OXFORD — It’s almost like being in a time warp from my teenage years when drive-in movies were in their heyday and Mississippi families grew their own vegetables and had a few chickens to produce eggs and an occasional chicken dinner.
With the coronavirus shutting down movie houses across the country, drive-in theaters are reported to be doing a booming business.
Some are using LED screens to show movies during the day, unlike the old days when they only operated at night.
One movie theater in Utah is showing outdoor movies on a temporary screen set up on a parking lot near its building.
The advantage of a drive-in is that families can see a movie on a big screen while maintaining social distancing. Couples with babies and toddlers don’t have to hire a sitter if they are of a mind to take the kids.
When I was in high school, there were at least three — maybe four — drive-in theaters in the Hattiesburg area where I lived.
However, teenagers and young adults, on dates with the opposite gender, didn’t always go to the drive-ins to see a movie. For them, there was no social distancing.
In addition to a spike in drive-in movie attendance, there are some other items, aside from toilet paper and hand sanitizer, that are hot sellers and a reminder of bygone eras.
Among them are baby chickens.
My kids got one that grew up to be a mean rooster that eventually was farmed out to my mother-in-law. When he attacked one of her grandchildren, he ended up being in chicken and dumplings.
But this year, according to reports, more people are buying baby chicks to start their own flocks to produce eggs, which have been in short supply lately at supermarkets.

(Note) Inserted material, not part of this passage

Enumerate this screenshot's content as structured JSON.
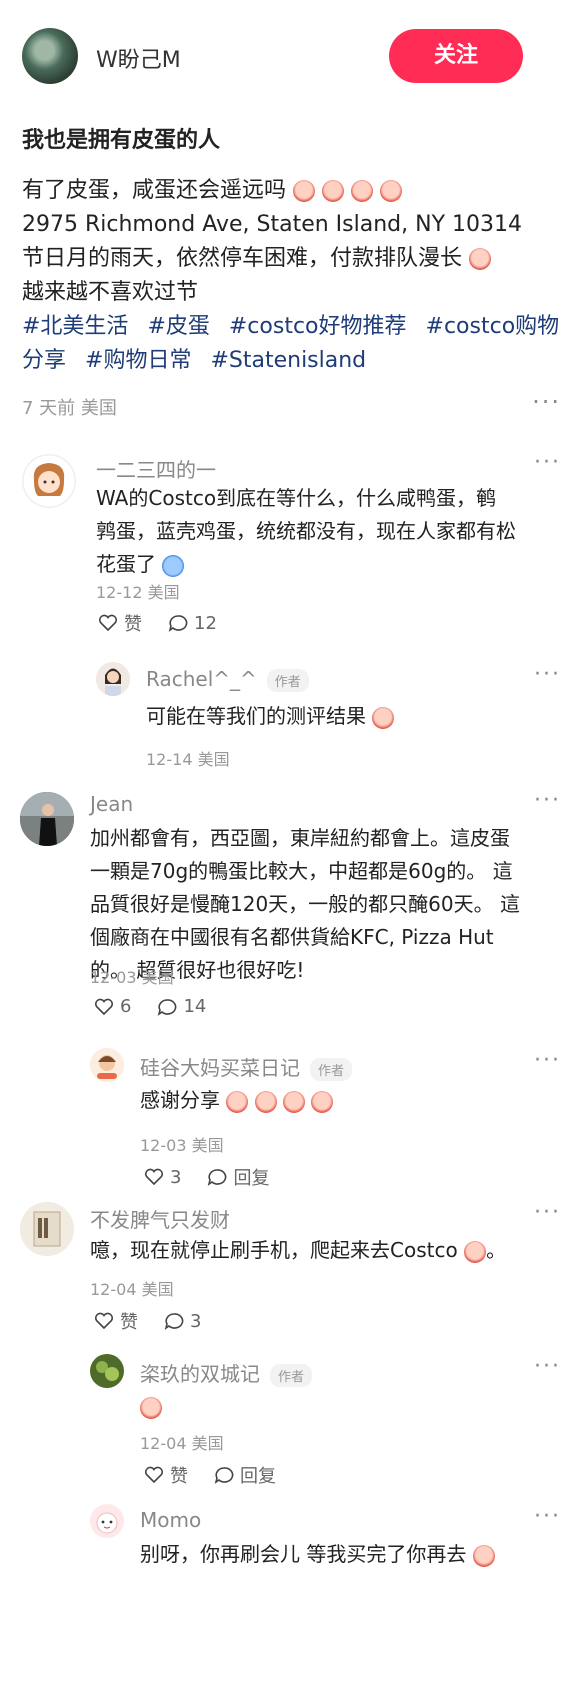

Also, judging from seed purchases, more people are planning to plant gardens this year than in the recent past.
One other similarity between today’s virus outbreak and my childhood and teenage years is that a crippling and sometimes deadly disease was going around then.
As a kid, I worried more about catching polio than I now do about coming down with COVID-19, although I am not taking that prospect lightly and am doing what I can to prevent it.
Thanks to Jonas Salk and medical science, polio has been wiped out in most of the world, but there are still people my age and younger dealing with the long-term effects of the disease.
It’s safe to predict that eventually there will be a vaccine against the coronavirus.
Dunagin, who lives in Oxford, is a retired longtime Mississippi newspaperman.